The schema is the single source of truth, so changing it is a configuration change, not a redesign: models, validation, bindings and the schema docs all regenerate from it.

There are two schemas, regenerated together by make generate: schema/acoustic_dataset.xsd (the output dataset) and schema/calculation_input.xsd (the calculation parameters). They are different shapes — the builder expands the input parameters into the output dataset — so an output change usually means touching the output schema, the builder, and possibly the input schema if a new parameter is needed.

Steps¶

Edit the schema(s). Change schema/acoustic_dataset.xsd and/or schema/calculation_input.xsd (the contracts). When you add or rename a type/element, put its definition prose in xs:annotation/xs:documentation so it rides through to the generated model docstrings and the schema reference.
Regenerate the models.
```
make generate
```
Runs xsdata over both schemas and rewrites src/acoustic_dataset/models/ (output) and src/acoustic_dataset/input_models/ (input). Do not hand-edit the result — it's a generated artifact (ADR 0008). Generation is pinned to the 3.9 toolchain so the output is byte-reproducible for the drift gate.
Regenerate the schema reference.
```
make gen-schema-docs
```
Produces the HTML reference from the schema via xs3p (ADR 0011).
Update the builder. src/acoustic_dataset/build.py is the one place that knows element names — update it for any added/renamed/retyped fields.
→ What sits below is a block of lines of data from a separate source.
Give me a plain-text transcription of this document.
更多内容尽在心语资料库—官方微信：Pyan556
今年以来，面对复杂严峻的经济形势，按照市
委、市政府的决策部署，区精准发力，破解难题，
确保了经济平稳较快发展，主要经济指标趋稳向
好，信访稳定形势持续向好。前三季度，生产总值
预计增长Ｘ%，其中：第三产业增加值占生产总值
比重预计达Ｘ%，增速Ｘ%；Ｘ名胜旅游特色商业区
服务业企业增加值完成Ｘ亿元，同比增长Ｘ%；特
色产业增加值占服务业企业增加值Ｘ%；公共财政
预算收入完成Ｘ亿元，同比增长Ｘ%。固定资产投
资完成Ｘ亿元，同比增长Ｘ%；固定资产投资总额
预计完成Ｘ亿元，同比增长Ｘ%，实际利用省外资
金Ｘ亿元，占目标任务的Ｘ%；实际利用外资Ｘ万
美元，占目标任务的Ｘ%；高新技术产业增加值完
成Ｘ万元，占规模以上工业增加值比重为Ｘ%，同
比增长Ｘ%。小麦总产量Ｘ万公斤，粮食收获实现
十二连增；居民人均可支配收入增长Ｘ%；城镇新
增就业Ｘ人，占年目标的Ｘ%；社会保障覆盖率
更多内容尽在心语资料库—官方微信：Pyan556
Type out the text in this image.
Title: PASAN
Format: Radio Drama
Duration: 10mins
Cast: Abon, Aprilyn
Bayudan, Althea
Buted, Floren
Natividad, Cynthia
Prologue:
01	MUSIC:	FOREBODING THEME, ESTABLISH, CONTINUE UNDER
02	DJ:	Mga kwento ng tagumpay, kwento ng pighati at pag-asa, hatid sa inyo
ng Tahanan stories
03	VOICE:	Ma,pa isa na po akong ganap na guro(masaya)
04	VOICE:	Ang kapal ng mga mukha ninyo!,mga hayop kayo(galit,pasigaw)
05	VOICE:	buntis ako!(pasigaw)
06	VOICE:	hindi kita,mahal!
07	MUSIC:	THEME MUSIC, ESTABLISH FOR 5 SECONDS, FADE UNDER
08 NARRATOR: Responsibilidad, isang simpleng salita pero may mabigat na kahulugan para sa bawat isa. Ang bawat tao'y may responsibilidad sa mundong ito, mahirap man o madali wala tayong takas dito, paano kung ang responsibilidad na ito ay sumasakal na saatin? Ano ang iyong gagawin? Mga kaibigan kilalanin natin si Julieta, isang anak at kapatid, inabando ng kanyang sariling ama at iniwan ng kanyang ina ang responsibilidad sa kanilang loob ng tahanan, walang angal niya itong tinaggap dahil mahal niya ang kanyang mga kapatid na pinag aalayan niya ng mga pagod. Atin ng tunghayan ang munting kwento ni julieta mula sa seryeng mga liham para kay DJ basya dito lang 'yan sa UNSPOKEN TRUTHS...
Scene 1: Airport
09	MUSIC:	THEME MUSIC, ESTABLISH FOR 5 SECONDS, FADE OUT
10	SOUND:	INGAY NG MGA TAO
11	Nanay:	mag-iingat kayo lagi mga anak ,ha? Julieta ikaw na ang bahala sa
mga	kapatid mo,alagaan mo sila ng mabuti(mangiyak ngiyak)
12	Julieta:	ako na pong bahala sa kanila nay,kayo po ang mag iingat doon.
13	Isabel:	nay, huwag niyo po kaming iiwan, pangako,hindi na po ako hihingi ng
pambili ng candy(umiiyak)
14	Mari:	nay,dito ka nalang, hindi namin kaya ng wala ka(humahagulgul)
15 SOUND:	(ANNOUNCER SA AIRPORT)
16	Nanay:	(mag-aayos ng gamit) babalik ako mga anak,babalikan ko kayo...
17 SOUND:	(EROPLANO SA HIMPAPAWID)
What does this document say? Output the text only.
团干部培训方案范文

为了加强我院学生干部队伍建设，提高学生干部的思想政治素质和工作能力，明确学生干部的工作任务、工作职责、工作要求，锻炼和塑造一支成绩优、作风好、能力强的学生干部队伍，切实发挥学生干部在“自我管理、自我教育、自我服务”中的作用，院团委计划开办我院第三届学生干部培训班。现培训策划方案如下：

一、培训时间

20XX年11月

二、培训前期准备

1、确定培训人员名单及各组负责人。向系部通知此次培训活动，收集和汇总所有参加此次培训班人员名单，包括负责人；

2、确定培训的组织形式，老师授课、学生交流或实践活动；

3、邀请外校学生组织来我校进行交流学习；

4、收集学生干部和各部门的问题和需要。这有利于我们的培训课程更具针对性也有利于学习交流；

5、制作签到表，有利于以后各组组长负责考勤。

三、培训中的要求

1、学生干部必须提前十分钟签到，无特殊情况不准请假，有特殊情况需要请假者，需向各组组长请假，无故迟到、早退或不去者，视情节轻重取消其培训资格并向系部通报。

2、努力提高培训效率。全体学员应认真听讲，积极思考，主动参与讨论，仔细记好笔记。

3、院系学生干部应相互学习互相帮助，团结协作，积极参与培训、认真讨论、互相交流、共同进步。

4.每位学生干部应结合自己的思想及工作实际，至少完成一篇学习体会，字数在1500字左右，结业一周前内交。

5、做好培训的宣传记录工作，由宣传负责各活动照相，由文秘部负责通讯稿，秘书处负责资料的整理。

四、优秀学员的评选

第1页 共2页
Generation code does not change.
Update the example and golden file. Adjust examples/calculation_input.xml (it must stay valid against schema/calculation_input.xsd), then refresh the golden file if the new output is intended:
```
make pipeline                                                  # writes build/acoustic_dataset.xml
cp build/acoustic_dataset.xml tests/golden/acoustic_dataset.xml
```
Review the golden diff deliberately — it's the semantic gate.

Re-run the gates.

make verify      # lint + type-check + tests + drift gate
make pipeline    # end-to-end: map -> serialise -> validate -> round-trip

Guard against schema-valid-but-different¶

If you have a known-good file from a prior process (e.g. one of the consumer's trial files), drop it in examples/reference/ and compare:

make pipeline
python -m acoustic_dataset.cli compare build/acoustic_dataset.xml examples/reference/<file>.xml

A clean match exits 0; a meaningful difference prints a diff and exits non-zero — catching output that is schema-valid but differs from what a consumer depends on (ADR 0004).

What you should not touch¶

Generated models (src/acoustic_dataset/models/, src/acoustic_dataset/input_models/) — regenerate instead.
Generated HTML schema reference under reference/schema/ — regenerate instead.
The generation code — it's schema-agnostic by design.